Ultimately, I think the majority of core jobs in the PR & communications industry aren’t going anywhere anytime soon. Talented people are both the highest cost and the greatest asset in our industry. And it’s clear that AI can do incredible things – like collecting in seconds raw data that would take a human operator hours. Or days. Or weeks. And it can do so in a way that strips away bias that can pollute the process when handled by humans. But AI is also limited by its lack of humanity. You can give an AI chatbot a prompt about love, and it may quote you a sonnet. But so much of effective communication is connecting to humans and motivating action. Does an AI know what it’s like to have been in love, be heartbroken, have faith in a higher power, or taste a perfect jamon beurre on a fresh baguette? To paraphrase what Robin Williams said to Matt Damon in Good Will Hunting, ChatGPT may know a lot about Michelangelo, but it can’t tell you what it smells like in the Sistine Chapel.
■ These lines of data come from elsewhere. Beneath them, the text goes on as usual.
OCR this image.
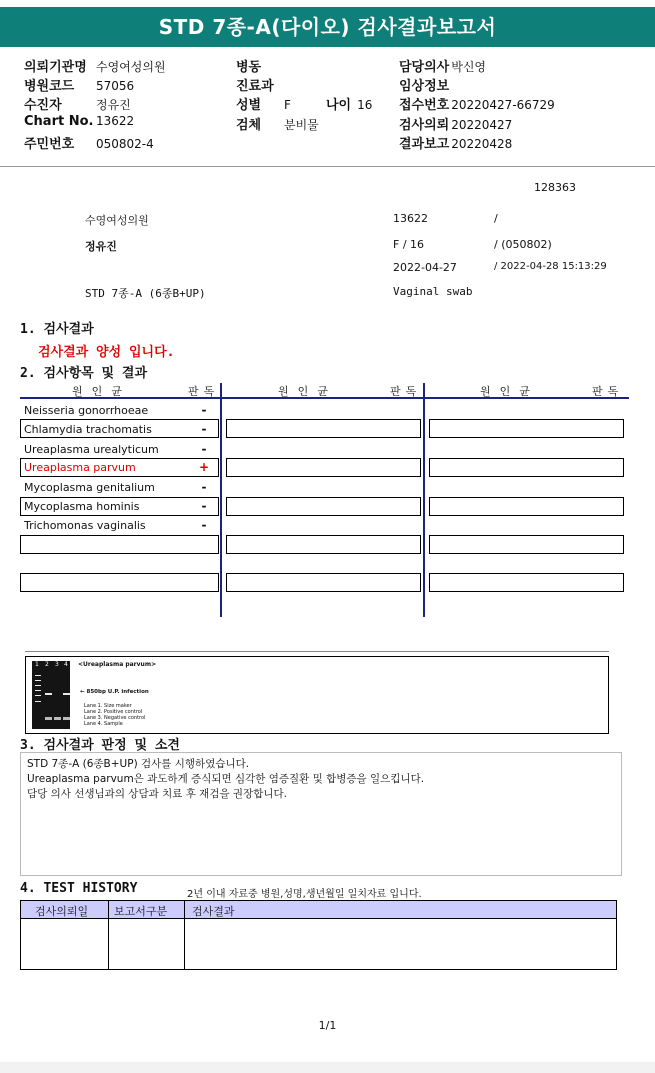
STD 7종-A(다이오) 검사결과보고서
의뢰기관명 수영여성의원
병원코드 57056
수진자	정유진
Chart No. 13622
주민번호 050802-4
병동
진료과
성별 F	나이 16
검체 분비물
담당의사 박신영
임상정보
접수번호 20220427-66729
검사의뢰 20220427
결과보고 20220428
128363
수영여성의원	13622	/
정유진	F / 16	/ (050802)
2022-04-27	/ 2022-04-28 15:13:29
STD 7종-A (6종B+UP)	Vaginal swab
1. 검사결과
검사결과 양성 입니다.
2. 검사항목 및 결과
원인균	판독	원인균	판독	원인균	판독
Neisseria gonorrhoeae	-
Chlamydia trachomatis	-
Ureaplasma urealyticum	-
Ureaplasma parvum	+
Mycoplasma genitalium	-
Mycoplasma hominis	-
Trichomonas vaginalis	-
1 2 3 4 <Ureaplasma parvum>
← 850bp U.P. infection
Lane 1. Size maker
Lane 2. Positive control
Lane 3. Negative control
Lane 4. Sample
3. 검사결과 판정 및 소견
STD 7종-A (6종B+UP) 검사를 시행하였습니다.
Ureaplasma parvum은 과도하게 증식되면 심각한 염증질환 및 합병증을 일으킵니다.
담당 의사 선생님과의 상담과 치료 후 재검을 권장합니다.
4. TEST HISTORY	2년 이내 자료중 병원,성명,생년월일 일치자료 입니다.
검사의뢰일 보고서구분 검사결과
1/1
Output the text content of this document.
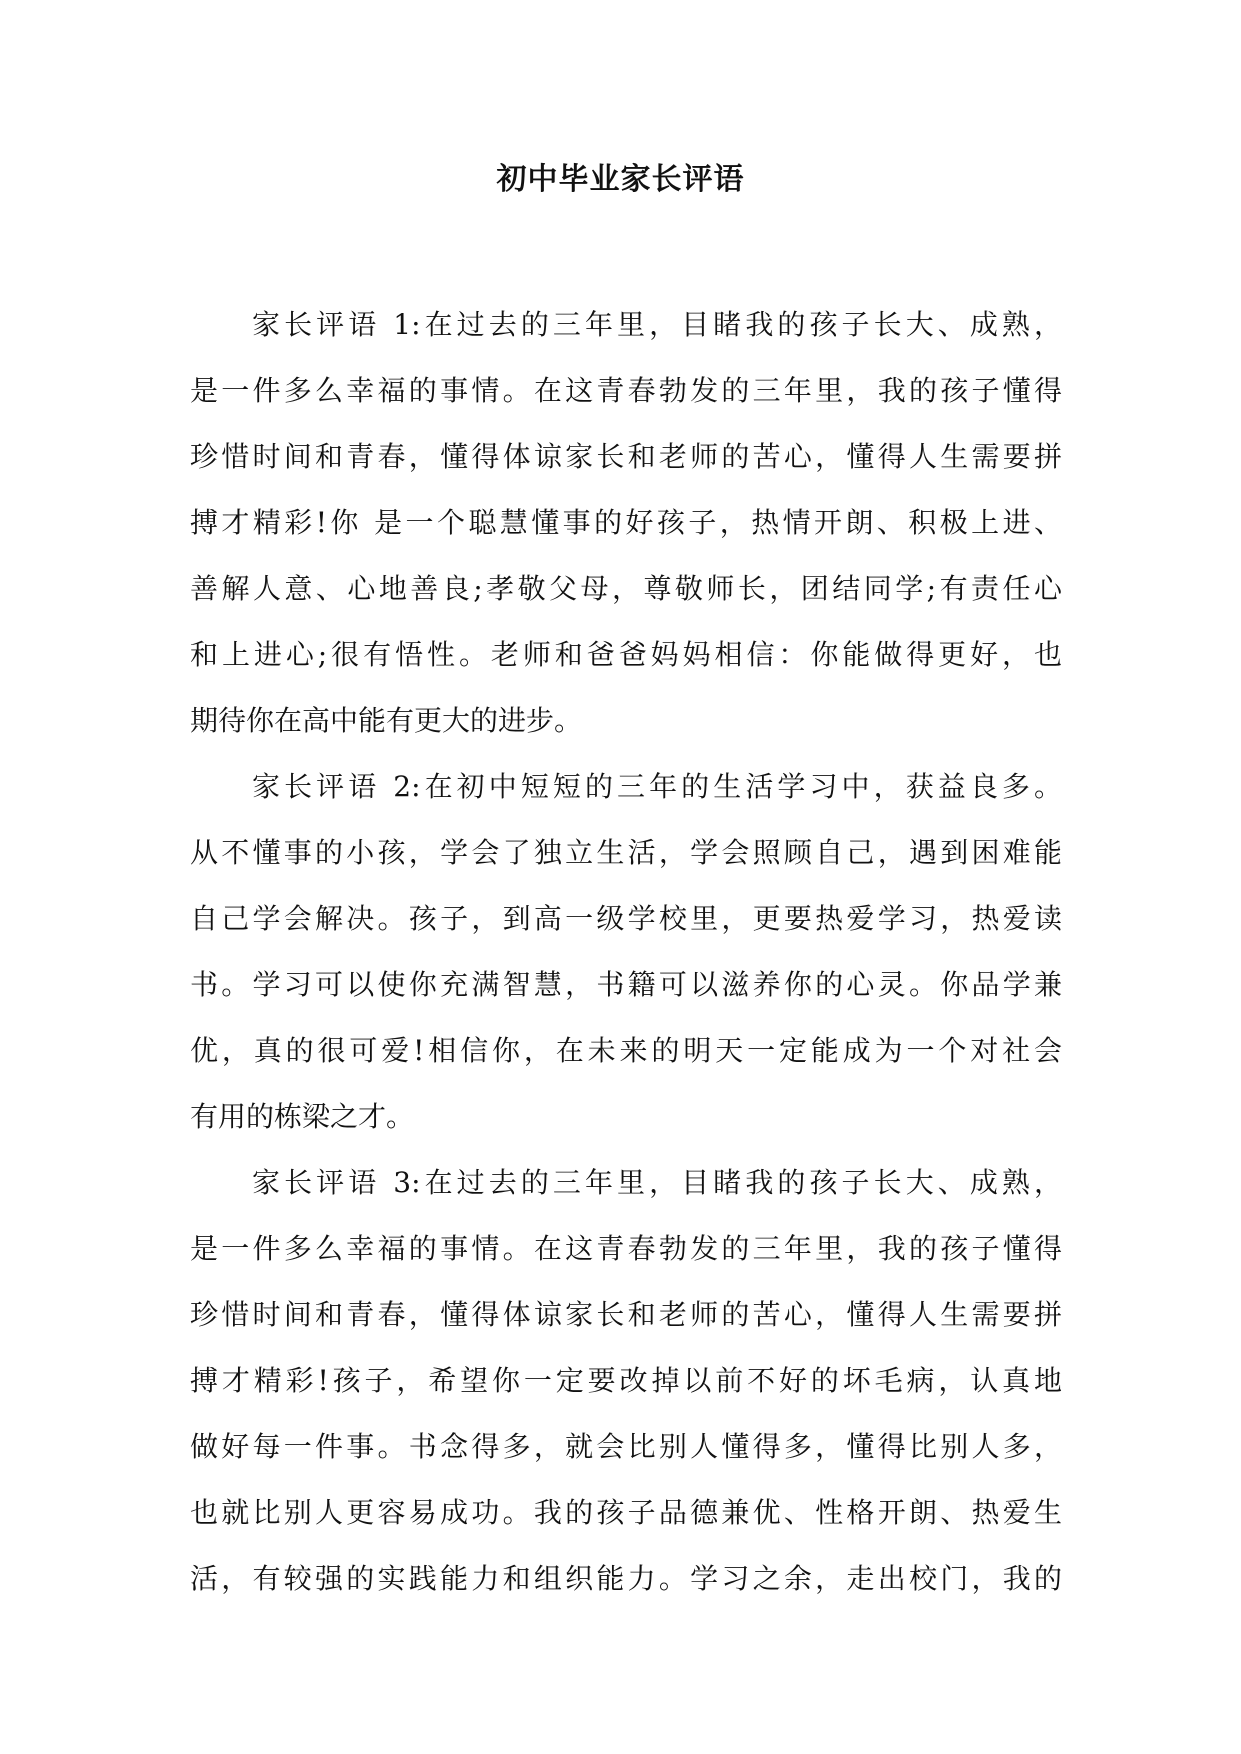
初中毕业家长评语
家长评语 1:在过去的三年里，目睹我的孩子长大、成熟，
是一件多么幸福的事情。在这青春勃发的三年里，我的孩子懂得
珍惜时间和青春，懂得体谅家长和老师的苦心，懂得人生需要拼
搏才精彩!你 是一个聪慧懂事的好孩子，热情开朗、积极上进、
善解人意、心地善良;孝敬父母，尊敬师长，团结同学;有责任心
和上进心;很有悟性。老师和爸爸妈妈相信：你能做得更好，也
期待你在高中能有更大的进步。
家长评语 2:在初中短短的三年的生活学习中，获益良多。
从不懂事的小孩，学会了独立生活，学会照顾自己，遇到困难能
自己学会解决。孩子，到高一级学校里，更要热爱学习，热爱读
书。学习可以使你充满智慧，书籍可以滋养你的心灵。你品学兼
优，真的很可爱!相信你，在未来的明天一定能成为一个对社会
有用的栋梁之才。
家长评语 3:在过去的三年里，目睹我的孩子长大、成熟，
是一件多么幸福的事情。在这青春勃发的三年里，我的孩子懂得
珍惜时间和青春，懂得体谅家长和老师的苦心，懂得人生需要拼
搏才精彩!孩子，希望你一定要改掉以前不好的坏毛病，认真地
做好每一件事。书念得多，就会比别人懂得多，懂得比别人多，
也就比别人更容易成功。我的孩子品德兼优、性格开朗、热爱生
活，有较强的实践能力和组织能力。学习之余，走出校门，我的
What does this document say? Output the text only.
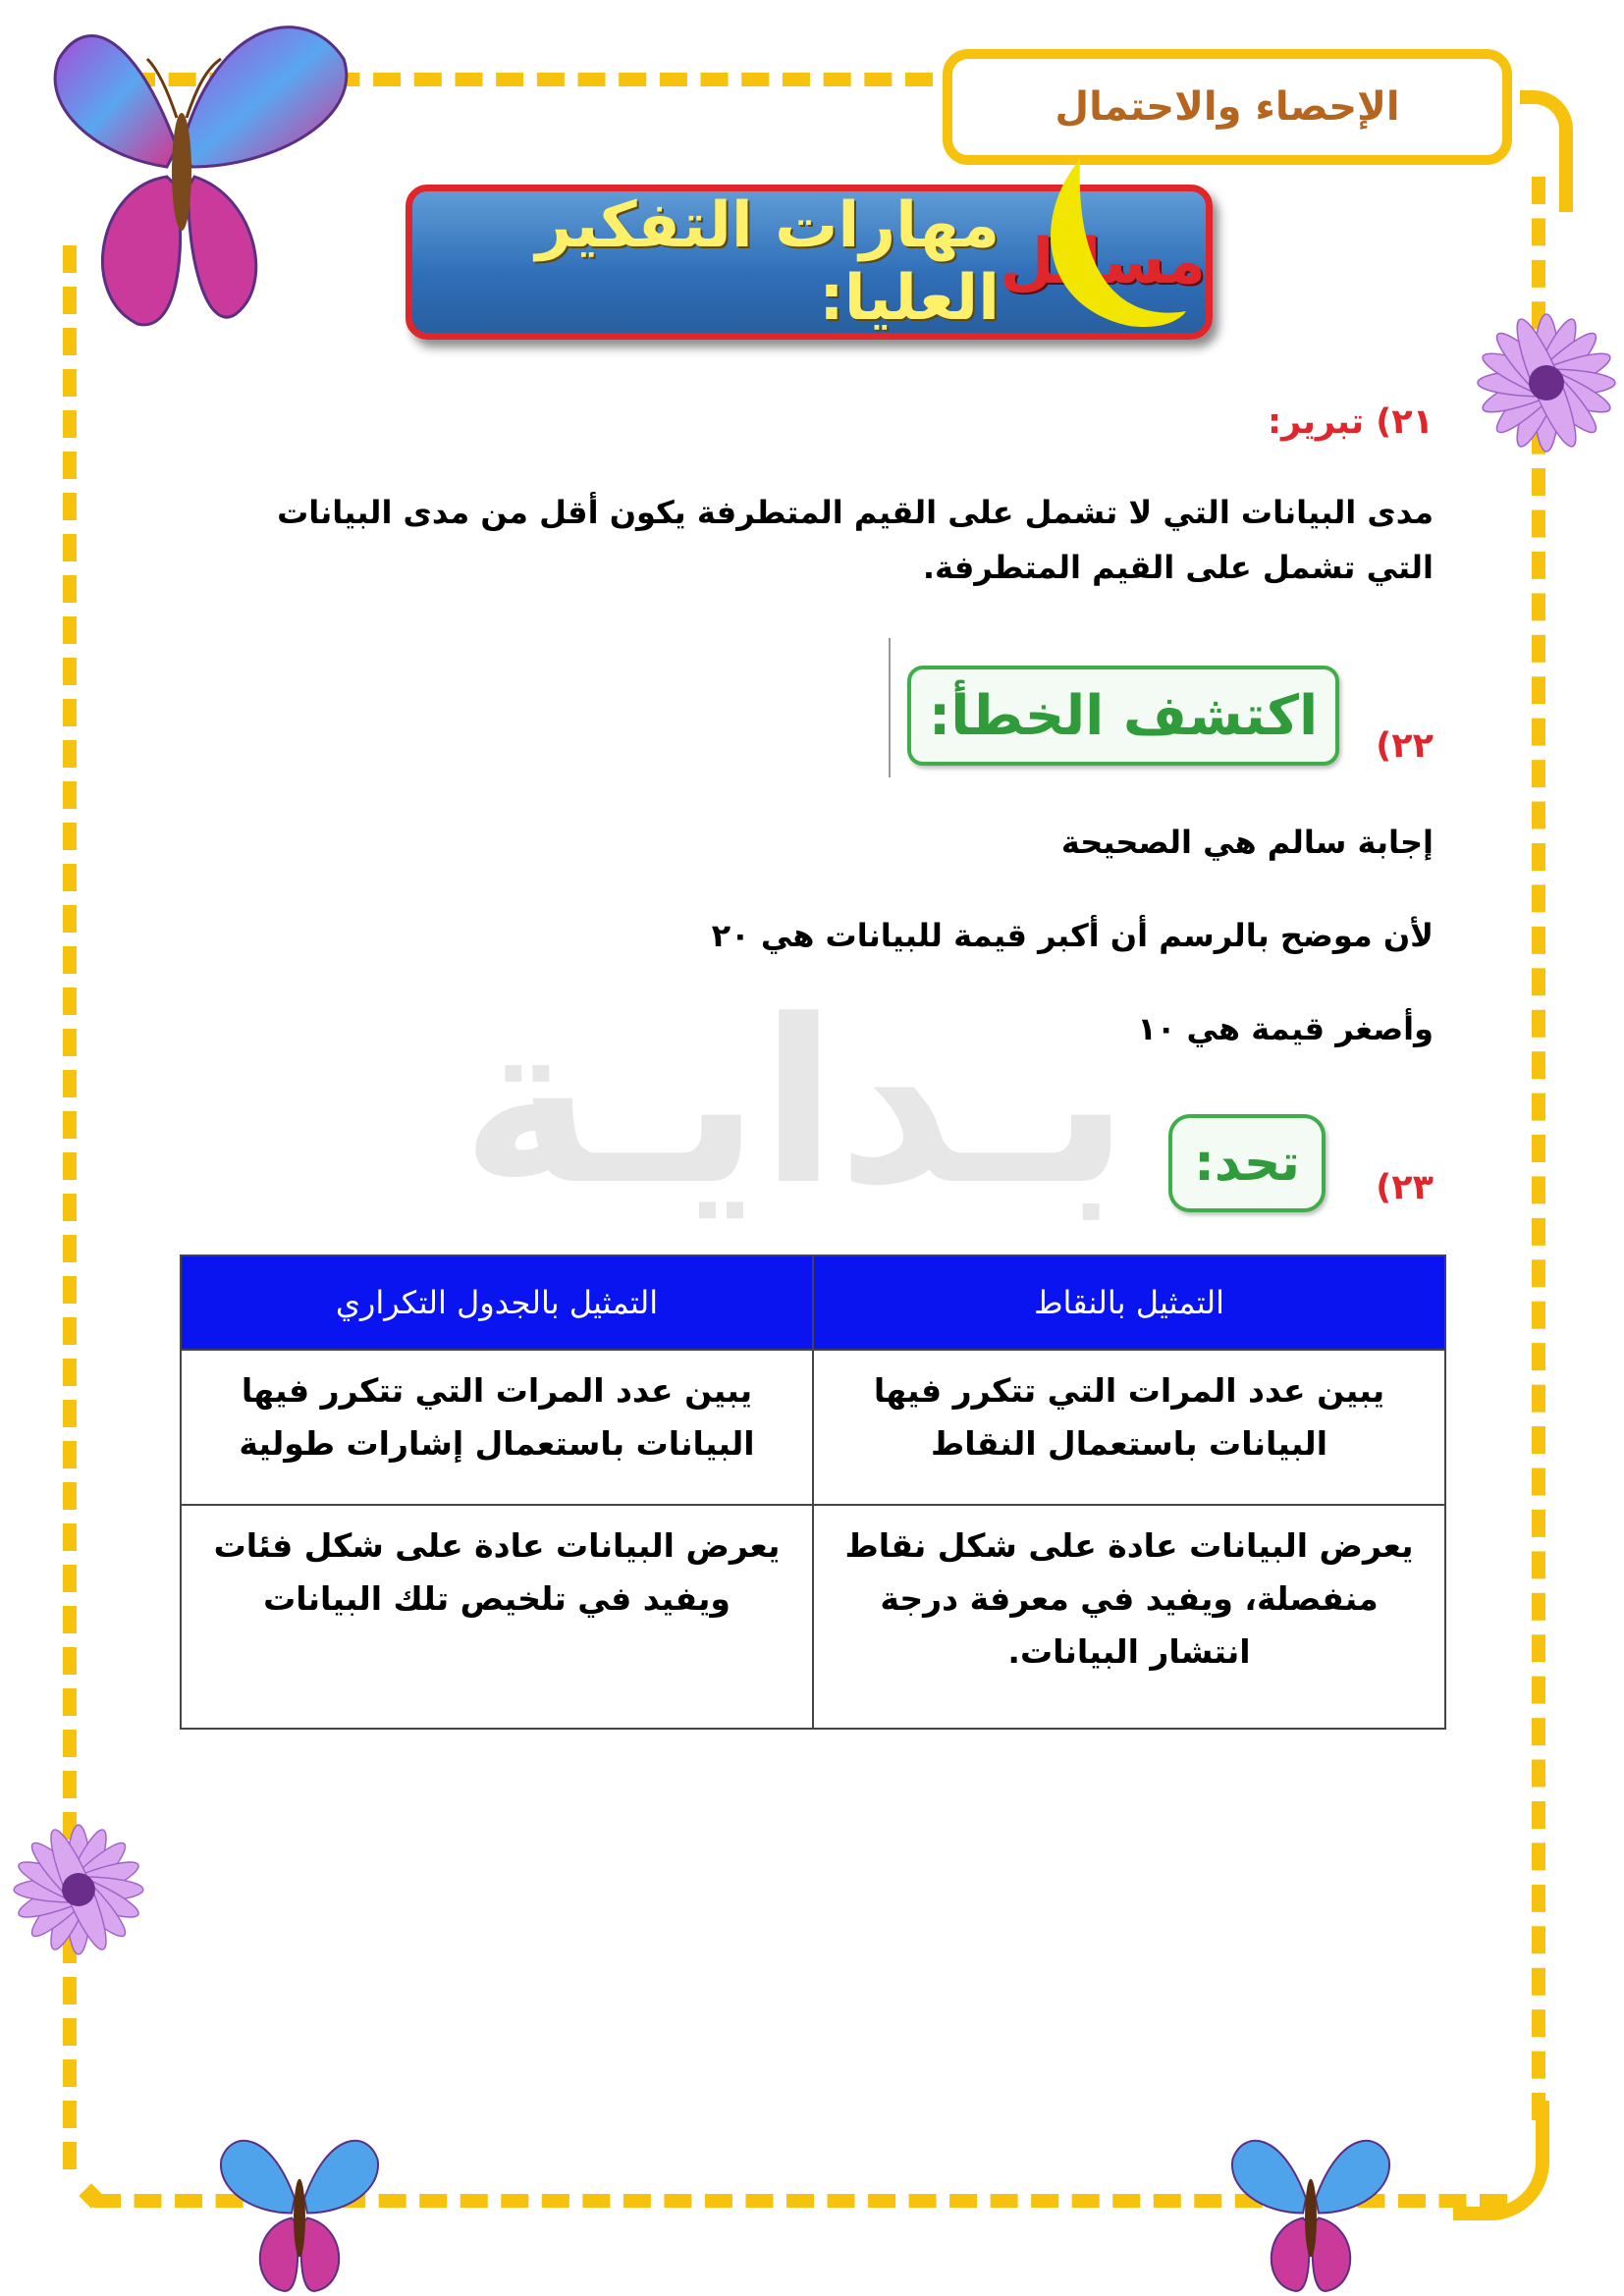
الإحصاء والاحتمال
مسائل
مهارات التفكير العليا:
بـدايـة
٢١) تبرير:
مدى البيانات التي لا تشمل على القيم المتطرفة يكون أقل من مدى البيانات التي تشمل على القيم المتطرفة.
اكتشف الخطأ:	٢٢)
إجابة سالم هي الصحيحة
لأن موضح بالرسم أن أكبر قيمة للبيانات هي ٢٠
وأصغر قيمة هي ١٠
تحد:	٢٣)
التمثيل بالنقاط	التمثيل بالجدول التكراري
يبين عدد المرات التي تتكرر فيها البيانات باستعمال النقاط	يبين عدد المرات التي تتكرر فيها البيانات باستعمال إشارات طولية
يعرض البيانات عادة على شكل نقاط منفصلة، ويفيد في معرفة درجة انتشار البيانات.	يعرض البيانات عادة على شكل فئات ويفيد في تلخيص تلك البيانات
Take a talented person, though, and arm them with machine-driven insights and analytical capability? That’s a real superpower and differentiator. It’s Luke Skywalker and R2D2 working together to fly an X-Wing fighter. Send those X-Wings after the Death Star piloted solely by droids or with even exceptionally skilled human pilots alone, and the result is very different. Together, the human/AI collaboration far outperforms either on its own. Each player on the human/machine team can focus on what it does best, freeing the other up to fill their unique role.


The same can be true for the PR & communications industry. We can adopt a similar hybrid model, preserving the craftsmanship and humanity that sets human practitioners apart while capitalizing on how AI can augment that craftsmanship to create a better product for our clients.


So while I don’t believe the widespread adoption of generative AI will result in massive job reductions in our industry, there is pretty solid evidence gleaned from the impact of automation in other sectors that jobs in PR & communications will change and evolve over the next 2-4 years. Professionals who understand how to elicit emotion, motivate people to action, think strategically, drive operational outcomes, and command their AI teammates to gather and analyze supporting data or quality control work products will become the most sought-after communicators. To evolve today’s workforce and prepare tomorrow’s practitioners, we need to send clear signals to universities, industry associations, and professional development programs that this combination of skills is critical.


Be bold, but understand the risks

Beyond that? It’s hard to say with certainty where all this is going. We don’t even know which tools will become the industry standard. For all we know, ChatGPT is the first lemming off the cliff before something better or more capable comes along. There’s the unknown of what happens to proprietary data that’s fed into AI tools and potential credibility issues if AI-generated content is not sufficiently fact-checked. AI is a remarkable tool, but it’s not perfect. But there’s also the risk of moving too slowly and getting left behind.


And all that is OK. Even if we don’t have enough information to make big existential bets, we can learn and experiment with relatively little risk to see what works for ourselves and our organizations.


We can get smarter, faster about industry trends and client-specific background information. We can more easily cut through the noise of the content space we exist in today to only consume what matters most to us. We can incrementally improve and streamline our information gathering and monitoring.


So my best advice is to get started. Don’t wait. Start learning about AI tools and their capabilities. Worst-case scenario, you invest some time in a fad that fizzles out in a few years. But the more likely result is that, by starting to learn and explore the role AI can play in communications today, we will start down a path of becoming more prepared than most to capitalize as AI technology is fully adopted by agencies and client companies, ensuring we – and our jobs – aren’t left behind.


So get out there, find your R2D2, jump in your X-Wing, and start exploring the galaxy today – and may the (AI) force multipliers be with you.